Let me explain my philosophy a little more in detai :-)

EVERY component should be ABLE to work toegether with a DTC - now, this
is not so much about "distributed" transactions, but about transactions
spanning multiple components - often on the same computer. Things like
integrating an accounting system with transaction orders fed in by MSMQ
suddenly requires COM+.

You need to be VERY careful with how you operate on distributed systems.
One approach I facour is the combination of COM+ and .NET - basically a
COM+ middle layer that is proxied on the client, and then the proxy
loads business dll's from the COM+ server which are executed locally.
This means you have oo on the client, but NO oo-property-get/set
communication to the server. The client has it's own local COM+
application that is part of the remote application and has a CRM that is
then dumping all necessary actions into the usiness layer on the prepare
commit phase. Oh, ok - this is part of an O/R layer pretty often.

For scalability get rid of OO - you need to think document centric. Send
a "order document" down to the business layer and get a result document,
maybe both as serialized com objects. But no "get/set calls and as few
round trips as possible.

For example, we currently implement an accounting system.

Account Management is done by "normal function calls" - these are not
often happening, and not transaction intagratable.

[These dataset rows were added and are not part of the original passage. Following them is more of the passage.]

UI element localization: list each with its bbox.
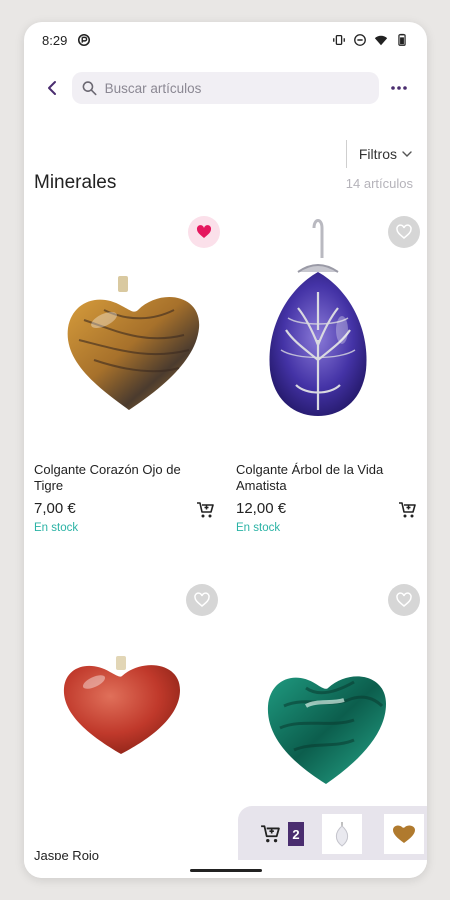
cart-count-badge: 2 — [288, 822, 304, 846]
cart-item-thumbnail[interactable] — [322, 814, 362, 854]
favorite-button[interactable] — [388, 584, 420, 616]
product-price: 12,00 € — [236, 500, 287, 517]
top-bar — [24, 66, 427, 110]
filters-label: Filtros — [358, 146, 397, 162]
add-to-cart-icon — [399, 502, 416, 518]
favorite-button[interactable] — [186, 584, 218, 616]
heart-outline-icon — [396, 224, 412, 239]
battery-icon — [398, 33, 406, 46]
add-to-cart-button[interactable] — [194, 499, 216, 521]
favorite-button[interactable] — [188, 216, 220, 248]
add-to-cart-button[interactable] — [396, 499, 418, 521]
more-options-button[interactable] — [379, 68, 419, 108]
app-screen: 8:29 Buscar artículos Filtros Minerales … — [24, 22, 427, 878]
stock-status: En stock — [236, 522, 281, 534]
wifi-icon — [374, 35, 388, 46]
stock-status: En stock — [34, 522, 79, 534]
back-arrow-icon — [48, 81, 56, 95]
heart-outline-icon — [396, 592, 412, 607]
section-header: Minerales 14 artículos — [24, 172, 427, 200]
search-icon — [82, 81, 97, 96]
app-notification-icon — [78, 33, 91, 47]
filters-button[interactable]: Filtros — [359, 146, 413, 162]
filters-row: Filtros — [345, 140, 413, 168]
search-input[interactable] — [102, 79, 369, 97]
favorite-button[interactable] — [388, 216, 420, 248]
status-bar: 8:29 — [24, 22, 427, 58]
back-button[interactable] — [32, 68, 72, 108]
gesture-area — [24, 860, 427, 878]
heart-filled-icon — [196, 225, 212, 238]
status-time: 8:29 — [42, 32, 68, 48]
cart-item-thumbnail[interactable] — [384, 814, 424, 854]
category-title: Minerales — [34, 172, 117, 193]
crystal-pendant-thumbnail — [335, 822, 349, 847]
more-dots-icon — [391, 86, 407, 90]
product-name[interactable]: Colgante Corazón Ojo de Tigre — [34, 462, 210, 494]
item-count: 14 artículos — [345, 176, 413, 191]
tigers-eye-thumbnail — [393, 825, 415, 843]
filters-divider — [345, 140, 347, 168]
mini-cart-bar[interactable]: 2 — [238, 806, 427, 862]
search-bar[interactable] — [72, 72, 379, 104]
do-not-disturb-icon — [354, 34, 366, 46]
vibrate-icon — [333, 34, 345, 46]
heart-outline-icon — [194, 592, 210, 607]
home-indicator[interactable] — [190, 869, 262, 872]
cart-icon — [261, 825, 280, 843]
product-price: 7,00 € — [34, 500, 76, 517]
add-to-cart-icon — [197, 502, 214, 518]
product-name[interactable]: Colgante Árbol de la Vida Amatista — [236, 462, 412, 494]
chevron-down-icon — [402, 151, 412, 157]
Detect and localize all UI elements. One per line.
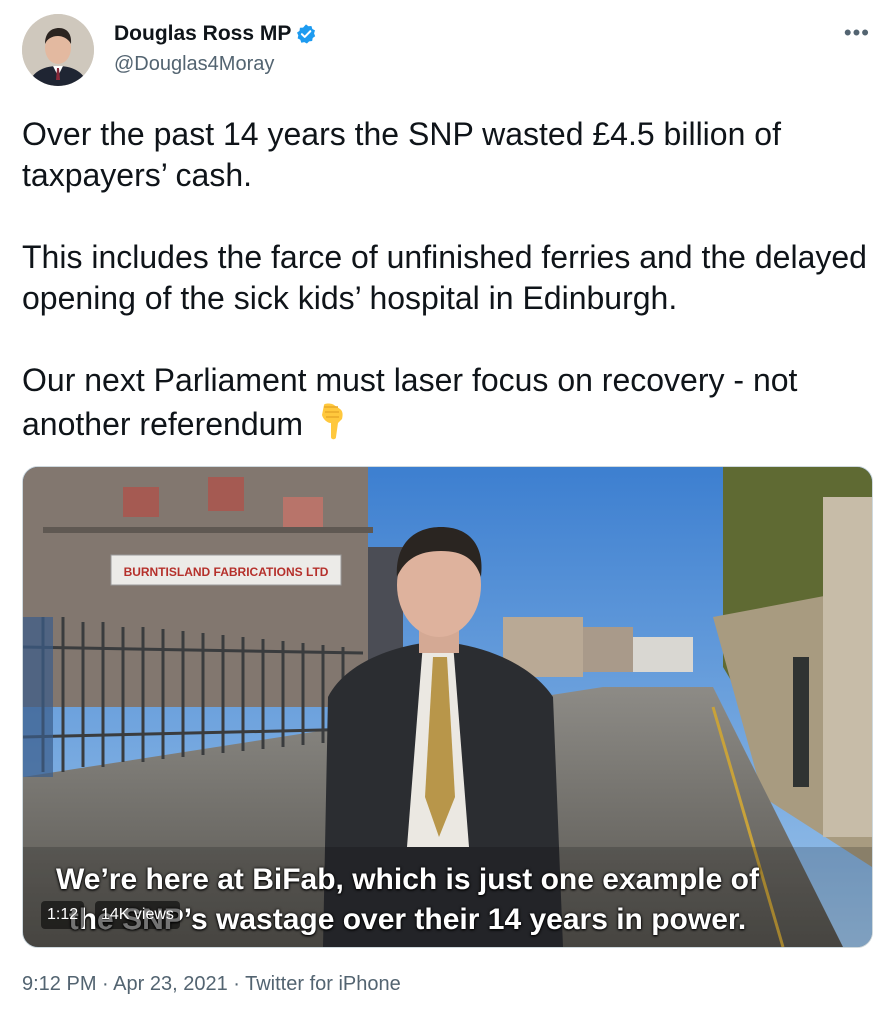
author-display-name[interactable]: Douglas Ross MP	[114, 22, 291, 46]
avatar[interactable]	[22, 14, 94, 86]
tweet-time[interactable]: 9:12 PM	[22, 973, 96, 995]
tweet-date[interactable]: Apr 23, 2021	[113, 973, 228, 995]
tweet-metadata: 9:12 PM · Apr 23, 2021 · Twitter for iPh…	[22, 973, 401, 996]
video-player[interactable]: BURNTISLAND FABRICATIONS LTD We’re here …	[22, 466, 873, 948]
pointing-down-emoji-icon	[321, 403, 343, 440]
verified-badge-icon	[297, 24, 316, 44]
separator: ·	[96, 973, 114, 995]
tweet-paragraph: Over the past 14 years the SNP wasted £4…	[22, 116, 790, 193]
more-horizontal-icon[interactable]: •••	[844, 20, 870, 46]
tweet-source[interactable]: Twitter for iPhone	[245, 973, 401, 995]
tweet-text: Over the past 14 years the SNP wasted £4…	[22, 114, 872, 445]
video-view-count: 14K views	[95, 901, 180, 929]
tweet-header: Douglas Ross MP @Douglas4Moray •••	[22, 14, 872, 88]
video-caption-line: We’re here at BiFab, which is just one e…	[56, 863, 759, 896]
separator: ·	[227, 973, 246, 995]
tweet-paragraph: This includes the farce of unfinished fe…	[22, 239, 876, 316]
sign-text: BURNTISLAND FABRICATIONS LTD	[124, 565, 329, 579]
video-duration: 1:12	[41, 901, 85, 929]
tweet-paragraph: Our next Parliament must laser focus on …	[22, 362, 807, 442]
author-handle[interactable]: @Douglas4Moray	[114, 53, 274, 76]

Transaction entry is done by constructing a NewTransaction com obiect
containing NewTransactionDetail entries. These are then sent over in a
"EnterTransaction" call which executes a lot of database SP calls
(actually in a batch). As a return, a number of Account records are
returned containing new account values, which the business logic layer
then uses to update a cache :-) If you ask the BLL about a current
account value, you can specify you want a cached or a native value,
which you normally do not want and which hits the database - cached
queries do not hit the database.

For the sake of integrity, this is done in a distributed transaction -
actually in this particular case, transaction orders ARE read from MSMQ
:-)

NewTransaction objects can be serialized native or through the
XMLSerializer, so you can use them in WebServices.

When you want to integrate transaction semantics over web services,
everything is there to help you - if you manage to couple your own tx
semantics onto the COM+ transaction.

If you need to use this subsystem in combination with another tx, then
you are perfectly ok to do so - we integrate.


Regards

Thomas Tomiczek
THONA Consulting Ltd.
(Microsoft MVP C#/.NET)

-----Original Message-----
From: Craig Andera [mailto:[EMAIL PROTECTED]] 
Sent: Donnerstag, 16. Mai 2002 00:57
To: [EMAIL PROTECTED]
Subject: Re: [ADVANCED-DOTNET] Help Architecting A Middle Tier

> I don't think spanning a transaction across multiple method
> calls on the business tier is a problem as long as all those
> alls are wrapped in a single call to the business tier that
> starts and commits the transaction.

Given that your database and your business tier machines are almost
never one and the same, in fact having multiple method calls on the
business tier can result in locks being held for dozens if not hundreds
if not thousands of times longer than if all the transactional logic is
contained in a single method/stored procedure.

Long locks=bad scalability. And the real killer is that there's no way
to cure it by adding more hardware. Database locking is the bottleneck
to scaling in most systems, and it is best avoided by proper design.